Важным фактором, склонившим чашу весов в сторону прекращения попыток мифологизации сражения за Поныри, стало отсутствие серьёзной основы для этого. Если легенду о Прохоровке начали сознательно формировать уже через несколько недель после сражения с сугубо практической целью – прикрыть «дымовой завесой» просчёт и высокие потери, а окончательный вид она приобрела стараниями всей пропагандистской машины СССР лишь через 30 лет после рождения, то создавать миф о Понырях изначально практической надобности не было. Если не считать понятного желания областных властей создать на месте сражения достойный мемориал её защитникам за счёт средств союзного бюджета. Это сражение прошло в основном по намеченному командованием Центральным фронтом плану и оказалось вполне успешным. При тех силах и средствах, которые сосредоточило здесь советское командование, по-другому и быть не могло. «Лепить» же легенду без исторического фундамента практически на пустом месте через десятилетие дело крайне сложное и неблагодарное. Поэтому затея и провалилась.
Таким образом, к моменту распада СССР с различной степенью активности работа по изучению Курской битвы велась. Однако у советских историков не было реальной возможности глубоко, всесторонне изучить и объективно оценить её в целом, а результаты своих исследований донести до широкой аудитории. Практически вся литература по этой теме была существенно «отлакирована» цензурой, просчёты и недоработки заретушированы, документальные источники засекречены, а отдельные неудачные бои подавались как выдающиеся победы советского оружия. Причём в 1970–1980 гг. ситуация особенно ухудшилась. Во-первых, сократился выпуск научных изданий, при этом усилилось стремление цензурных органов выхолостить до предела открытые публикации, придав им поверхностно-описательный характер.

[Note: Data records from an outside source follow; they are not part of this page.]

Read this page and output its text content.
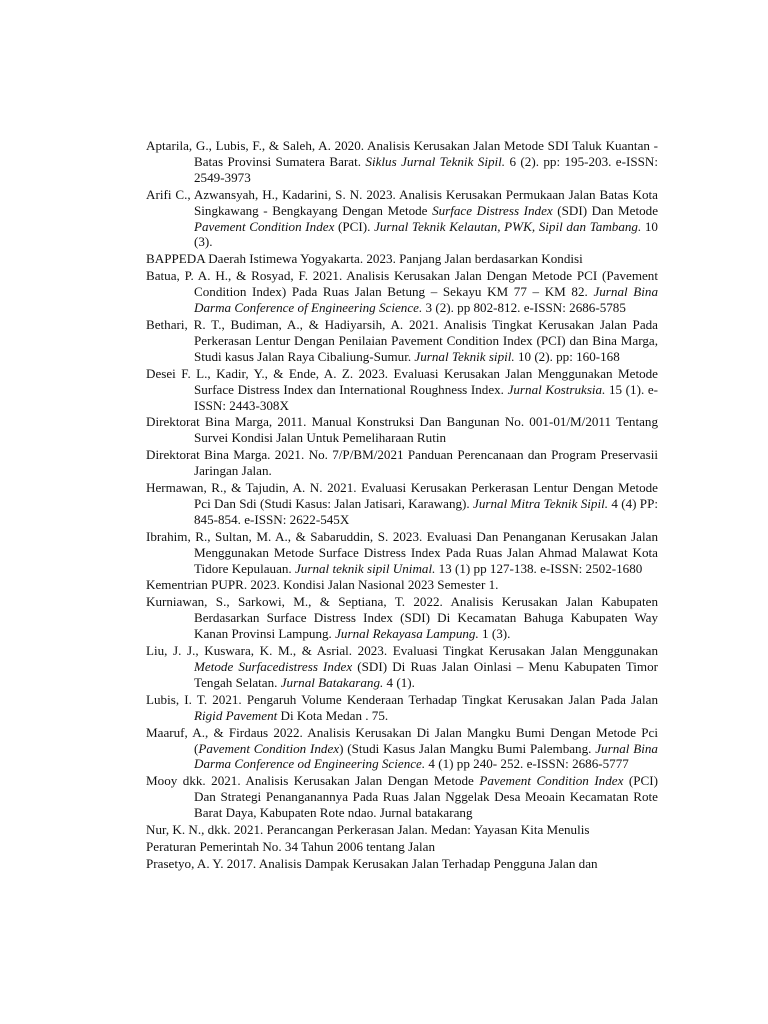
Aptarila, G., Lubis, F., & Saleh, A. 2020. Analisis Kerusakan Jalan Metode SDI Taluk Kuantan - Batas Provinsi Sumatera Barat. Siklus Jurnal Teknik Sipil. 6 (2). pp: 195-203. e-ISSN: 2549-3973

Arifi C., Azwansyah, H., Kadarini, S. N. 2023. Analisis Kerusakan Permukaan Jalan Batas Kota Singkawang - Bengkayang Dengan Metode Surface Distress Index (SDI) Dan Metode Pavement Condition Index (PCI). Jurnal Teknik Kelautan, PWK, Sipil dan Tambang. 10 (3).

BAPPEDA Daerah Istimewa Yogyakarta. 2023. Panjang Jalan berdasarkan Kondisi

Batua, P. A. H., & Rosyad, F. 2021. Analisis Kerusakan Jalan Dengan Metode PCI (Pavement Condition Index) Pada Ruas Jalan Betung – Sekayu KM 77 – KM 82. Jurnal Bina Darma Conference of Engineering Science. 3 (2). pp 802-812. e-ISSN: 2686-5785

Bethari, R. T., Budiman, A., & Hadiyarsih, A. 2021. Analisis Tingkat Kerusakan Jalan Pada Perkerasan Lentur Dengan Penilaian Pavement Condition Index (PCI) dan Bina Marga, Studi kasus Jalan Raya Cibaliung-Sumur. Jurnal Teknik sipil. 10 (2). pp: 160-168

Desei F. L., Kadir, Y., & Ende, A. Z. 2023. Evaluasi Kerusakan Jalan Menggunakan Metode Surface Distress Index dan International Roughness Index. Jurnal Kostruksia. 15 (1). e-ISSN: 2443-308X

Direktorat Bina Marga, 2011. Manual Konstruksi Dan Bangunan No. 001-01/M/2011 Tentang Survei Kondisi Jalan Untuk Pemeliharaan Rutin

Direktorat Bina Marga. 2021. No. 7/P/BM/2021 Panduan Perencanaan dan Program Preservasii Jaringan Jalan.

Hermawan, R., & Tajudin, A. N. 2021. Evaluasi Kerusakan Perkerasan Lentur Dengan Metode Pci Dan Sdi (Studi Kasus: Jalan Jatisari, Karawang). Jurnal Mitra Teknik Sipil. 4 (4) PP: 845-854. e-ISSN: 2622-545X

Ibrahim, R., Sultan, M. A., & Sabaruddin, S. 2023. Evaluasi Dan Penanganan Kerusakan Jalan Menggunakan Metode Surface Distress Index Pada Ruas Jalan Ahmad Malawat Kota Tidore Kepulauan. Jurnal teknik sipil Unimal. 13 (1) pp 127-138. e-ISSN: 2502-1680

Kementrian PUPR. 2023. Kondisi Jalan Nasional 2023 Semester 1.

Kurniawan, S., Sarkowi, M., & Septiana, T. 2022. Analisis Kerusakan Jalan Kabupaten Berdasarkan Surface Distress Index (SDI) Di Kecamatan Bahuga Kabupaten Way Kanan Provinsi Lampung. Jurnal Rekayasa Lampung. 1 (3).

Liu, J. J., Kuswara, K. M., & Asrial. 2023. Evaluasi Tingkat Kerusakan Jalan Menggunakan Metode Surfacedistress Index (SDI) Di Ruas Jalan Oinlasi – Menu Kabupaten Timor Tengah Selatan. Jurnal Batakarang. 4 (1).

Lubis, I. T. 2021. Pengaruh Volume Kenderaan Terhadap Tingkat Kerusakan Jalan Pada Jalan Rigid Pavement Di Kota Medan . 75.

Maaruf, A., & Firdaus 2022. Analisis Kerusakan Di Jalan Mangku Bumi Dengan Metode Pci (Pavement Condition Index) (Studi Kasus Jalan Mangku Bumi Palembang. Jurnal Bina Darma Conference od Engineering Science. 4 (1) pp 240- 252. e-ISSN: 2686-5777

Mooy dkk. 2021. Analisis Kerusakan Jalan Dengan Metode Pavement Condition Index (PCI) Dan Strategi Penanganannya Pada Ruas Jalan Nggelak Desa Meoain Kecamatan Rote Barat Daya, Kabupaten Rote ndao. Jurnal batakarang

Nur, K. N., dkk. 2021. Perancangan Perkerasan Jalan. Medan: Yayasan Kita Menulis

Peraturan Pemerintah No. 34 Tahun 2006 tentang Jalan

Prasetyo, A. Y. 2017. Analisis Dampak Kerusakan Jalan Terhadap Pengguna Jalan dan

Мемуары полководцев и военачальников «чистились» и правились, чтобы убрать из рукописей любые оценки и обобщения, которые могли вызвать у читателей сомнения или недоверие к официальной трактовке битвы.
Во-вторых, усилилось давление властных структур на авторов и творческие коллективы с целью не допустить появления «идеологически вредных» работ, т. е. с глубоким всесторонним анализом событий и адекватными выводами. Поэтому свободный доступ в военные и государственные архивы по-прежнему был закрыт для исследователей. Хотя в это время на Западе значительная часть документов минувшей войны уже была рассекречена. Всё это привело к тому, что в СССР за весь послевоенный период не было издано ни одного научного труда, в котором подробно, с использованием имеющейся базы советских и трофейных документальных источников анализировался как период подготовки, так и ход Курской битве в целом. Единственная книга Г.А. Колтунова и Б.С. Соловьёва «Курская битва», увидевшая свет в 1970 г., не только не была доработана с учётом новых возможностей, а, наоборот, сокращена до объёмов брошюры и напечатана лишь однажды, в 1983 г.
В-третьих, открыто игнорировались результаты работы историков и мнение участников битвы, опубликованные в 1960-е годы. Существенно расширился масштаб мифологизации событий под Курском, особенно Прохоровского сражения, помимо средств массовой информации, военно-исторической и мемуарной литературы, к этому процессу более активно и широко начали привлекаться киностудии, телевидение и музеи.
В-четвёртых, ушла в небытие традиция выпуска документальных сборников по истории Великой Отечественной войны для специалистов (преподавателей академий, военных историков), публиковать в открытой печати подлинные материалы по Курской битве. Эффект же от тех архивных материалов, которые всё-таки были напечатаны в «Военно-историческом журнале» в юбилейном 1983 году, оказался сравним с эффектом капли влаги, упавшей на выжженную солнцем почву. Так как к этому времени научная разработка истории Курской битвы практически прекратилась.